With respect to past medical and prescription costs, claimant submitted medicaid liens from the Wayne County Department of Social Services in the amount of $7,082.23, together with a Medicaid lien from the Oswego County Department of Social Services in the amount of $1,319.55 (Exhibit 48, pages 12-13 [Exhibits C and D]). Claimant has also requested the sum of $18,171.32 for past medical expenses, as set forth in his "First Supplemental Verified Amended Bill of Particulars" (Exhibit 48), Response 13(d). The Court notes, however, that all of the expenses set forth in Response 13(d) cannot be attributed to the injuries suffered by claimant in the altercation with Trooper Connor. Accordingly, the full amount requested by claimant for past medical and prescription expenses cannot be awarded. Accordingly, the Court finds that a fair measure of damages for past medical and prescription expenses is $17,500.00, inclusive of the lien amounts set forth herein.

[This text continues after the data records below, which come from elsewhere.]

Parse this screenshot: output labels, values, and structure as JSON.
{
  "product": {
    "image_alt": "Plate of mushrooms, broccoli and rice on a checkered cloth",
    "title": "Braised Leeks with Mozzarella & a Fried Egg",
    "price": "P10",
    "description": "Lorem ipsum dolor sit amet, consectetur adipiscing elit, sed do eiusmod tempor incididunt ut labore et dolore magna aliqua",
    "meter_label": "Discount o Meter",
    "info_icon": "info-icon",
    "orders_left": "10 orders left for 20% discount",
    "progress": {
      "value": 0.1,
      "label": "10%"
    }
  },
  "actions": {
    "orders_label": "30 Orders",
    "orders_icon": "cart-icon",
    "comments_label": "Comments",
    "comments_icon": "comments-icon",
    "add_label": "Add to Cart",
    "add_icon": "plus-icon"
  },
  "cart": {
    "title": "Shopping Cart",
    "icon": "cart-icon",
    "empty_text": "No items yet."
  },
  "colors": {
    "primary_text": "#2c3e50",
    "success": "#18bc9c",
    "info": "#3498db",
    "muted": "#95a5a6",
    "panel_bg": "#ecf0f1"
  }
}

As for future health related goods and services set forth in the life-care plan prepared by Dr. Reagles (Exhibit 31), the Court initially notes that this plan obviously provides for certain care and treatment for injuries that claimant failed to establish were caused in the altercation with Trooper Connor. Furthermore, as previously indicated, based on claimant's testimony that he is not currently under any medical treatment, that he is not currently taking his prescribed medication for pain and sleeping aids and that he rather smokes marijuana to relieve his pain, the Court agrees with defendant's expert that conservative treatment is appropriate for his future medical care (except for the recommended surgeries for his cervical herniated discs). Accordingly, the Court hereby awards the sum of $300,000.00 for future medical care and services, which includes the amounts set forth in Dr. Reagles life-care plan for the two recommended cervical surgeries.

Finally, the Court notes that claimant, who was previously disabled, made no claim for past or future lost wages.

Accordingly, and based upon the findings herein and the entire trial record, the Court finds that claimant is entitled to be awarded damages as follows:

Past Pain and Suffering $225,000.00
Future Pain and Suffering $475,000.00
Past Medical and Prescription Expenses $17,500.00
Future Medical and Healthcare related Goods and Services (including 2 cervical surgeries) $300,000.00

Total Amount Awarded


Since the amount of future damages exceeds $250,000.00, a structured judgment is required pursuant to CPLR 5041(e). Accordingly, judgment will be held in abeyance pending a hearing pursuant to CPLR Article 50-B, which will be scheduled as soon as practicable. The Court encourages the parties to agree upon the discount rate to be applied and to formulate a structured settlement of their own (CPLR 5041[f]). In the event the parties fail to reach agreement, each party shall submit a proposed order directing judgment in writing conforming to the requirements of CPLR Article 50-B within 90 days of service of this Decision upon them by the Clerk of the Court.

Any filing fee paid by claimant may be recovered pursuant to 11-a(2) of the Court of Claims Act.

May 14, 2012

Syracuse, New York


Judge of the Court of Claims

1. Unless otherwise indicated, all references and quotations are taken from the Court's trial notes.